Ce matin Christine n’est pas là pour offrir un verre d’eau à Patricia, selon le rituel du début des ateliers d’écriture. Le temps de s’installer, de placer les tables et les chaises, de boire un peu, de rire un coup, de sortir les outils qui raconteront les chantiers de nos existences, et voilà qu’on respire et qu’on entre en silence.
Les cahiers sont nos pots de confiture, à savourer, à partager, même quand il y en a peu, cela se goûte et s’apprécie. Non ce n’est pas la quantité ni même la qualité qui compte, nos pots n’ont pas d’étiquette. A chacun sa chouette, ma couette.
Ce matin Christine n’est pas là. Hier elle a enterré son époux Xavier, mort d’un infarctus.
En une seconde, la vie bascule, en une seconde, le pot tombe de l’étagère, en une seconde, le dé a secoué les faces de sa crinière : la vie a bien basculé irréversible, imprévisible, irrémédiable, au ralenti la scène se rejoue encore et encore juste avant la chute, juste avant, juste la chute, avant il n’y avait rien, elle s’est écrite juste à ce moment là, quand le verre a touché avant, juste avant il était encore en vol, quand le verre s’est éclaté rompu au sol.
Le présent est devenu présence d’absence, l’impermanence a cousu ses fils cicatriciels à coeur ouvert. Comment ne pas dire non au passé décomposé qui délite les futurs immédiats. Quand tout s’effondre, tu es seule, et le monde passe autour de la béance que tu sembles être devenue, pour continuer sa route.
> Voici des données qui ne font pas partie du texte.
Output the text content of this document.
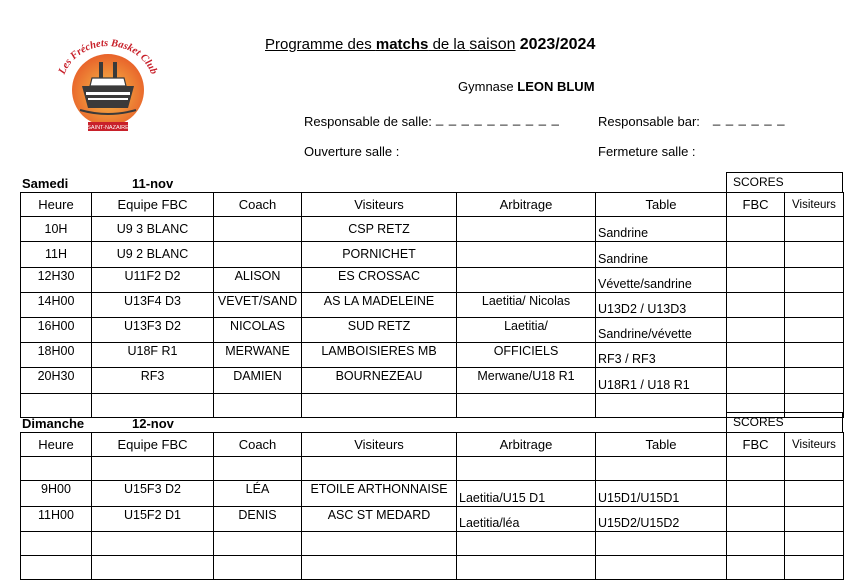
Les Fréchets Basket Club
SAINT-NAZAIRE
Programme des matchs de la saison 2023/2024
Gymnase LEON BLUM
Responsable de salle: _ _ _ _ _ _ _ _ _ _	Responsable bar: _ _ _ _ _ _
Ouverture salle :	Fermeture salle :
Samedi	11-nov	SCORES
Heure	Equipe FBC	Coach	Visiteurs	Arbitrage	Table	FBC	Visiteurs
10H	U9 3 BLANC		CSP RETZ		Sandrine		
11H	U9 2 BLANC		PORNICHET		Sandrine		
12H30	U11F2 D2	ALISON	ES CROSSAC		Vévette/sandrine		
14H00	U13F4 D3	VEVET/SAND	AS LA MADELEINE	Laetitia/ Nicolas	U13D2 / U13D3		
16H00	U13F3 D2	NICOLAS	SUD RETZ	Laetitia/	Sandrine/vévette		
18H00	U18F R1	MERWANE	LAMBOISIERES MB	OFFICIELS	RF3 / RF3		
20H30	RF3	DAMIEN	BOURNEZEAU	Merwane/U18 R1	U18R1 / U18 R1		

Dimanche	12-nov	SCORES
Heure	Equipe FBC	Coach	Visiteurs	Arbitrage	Table	FBC	Visiteurs

9H00	U15F3 D2	LÉA	ETOILE ARTHONNAISE	Laetitia/U15 D1	U15D1/U15D1		
11H00	U15F2 D1	DENIS	ASC ST MEDARD	Laetitia/léa	U15D2/U15D2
Ce matin la mort s’est invitée, à croire qu’elle nous avait déjà précédé à l’atelier. Puisque c’est comme ça, nous décidons de lui rendre hommage, de la décliner sur tous les tons et tous les styles.
Elle sera notre thème d’écriture. Nous planchons. Baba yaga danse sur ses pattes de poulet et Amilaba a mis sa robe d’étoiles. Il était de toutes les fois encore et toujours la joie comme le signe avant coureur de l’amour que révèle toujours la mort.
J’adore le moment où le tigre s’échappe des stylos. N’empêche:
Pourquoi si tard, pourquoi maintenant, pourquoi est-on si aveugle?
La mort sourit. Elle a posé le croissant de lune de sa faulx entre les jambes de la rue. Nous écrivons en retrait, les bruits des travaux nous assaillent, nous sommes au frais, dehors la canicule de ce fin juin 2019 a le pouvoir d’irriter mollement le mental qui s’étouffe. On ne peut alors compter que sur nos doigts.
Abolis la distance, lâche les résistances, laisse le chausson de ton stylo danser encore un peu.
Et si je n’avais pas le temps de dire au revoir, et si je m’évaporais au ciel infini de tous les possibles en une seconde, et si je mourais sur le carrelage froid de la salle de bains sans personne pour me relever, et si le chien des remords me mangeait la face, et si trop de lassitude… alors mes yeux dans tes yeux je te le dis maintenant :
Mort qui mord les fesses de nos lâchetés
Mort qui assemble et désassemble les opportunités
Mort où s’abrite l’abricot du jour d’été
où l’ordre des mots inversés rythme la tablée des
familles désunies ou des sans
sans papier sans un radis sans un radeau autre
que ta peau
sans oublier l’or des mots qui saute aux yeux
des mots sablés que la mer emporte au petit beurre du
ciel – croquer la vie sans l’abîmer
reste le soleil sur le rameau de ton
épaule
derrière je suis dit-elle
derrière j’épaule
derrière j’embrasse
à pleine bouche d’ombre ta petite main vulnérable
où se lit ta force
l’ange t’offre des ailes profites-en pour
visiter la terre tout de suite
et laisse le soleil sur le
rameau de ton épaule écrire des vertes et des pas mûres
des si petites choses qu’on vit avec un si grand amour
Ce matin, tu étais là Christine, pour nous chuchoter ce qui ne peut se dire.
Au moment où je terminais de lire, les cloches d’en face ont sonné.
Et nous nous sommes dit au revoir.
Quand je t’ai lu, s’est fait sentir la force d’être ensemble, et mesurer la préciosité de l’instant au point de m’être crue parmi vous.
Profond silence !
Merci Wangmo de ce partage et de ce rappel.
merci Wangmo de si bien exprimer cette présence et ces liens si forts
avec humilité je dis à Christine, je te dis et à tous…merci merci merci Françoise
Belle écriture sensible emplie d’émotions délicates
J’adore quand ainsi « le tigre s’échappe du stylo », même si les mots qui en jaillissent prennent la couleur du deuil. Votre écriture splendide m’émeut profondément.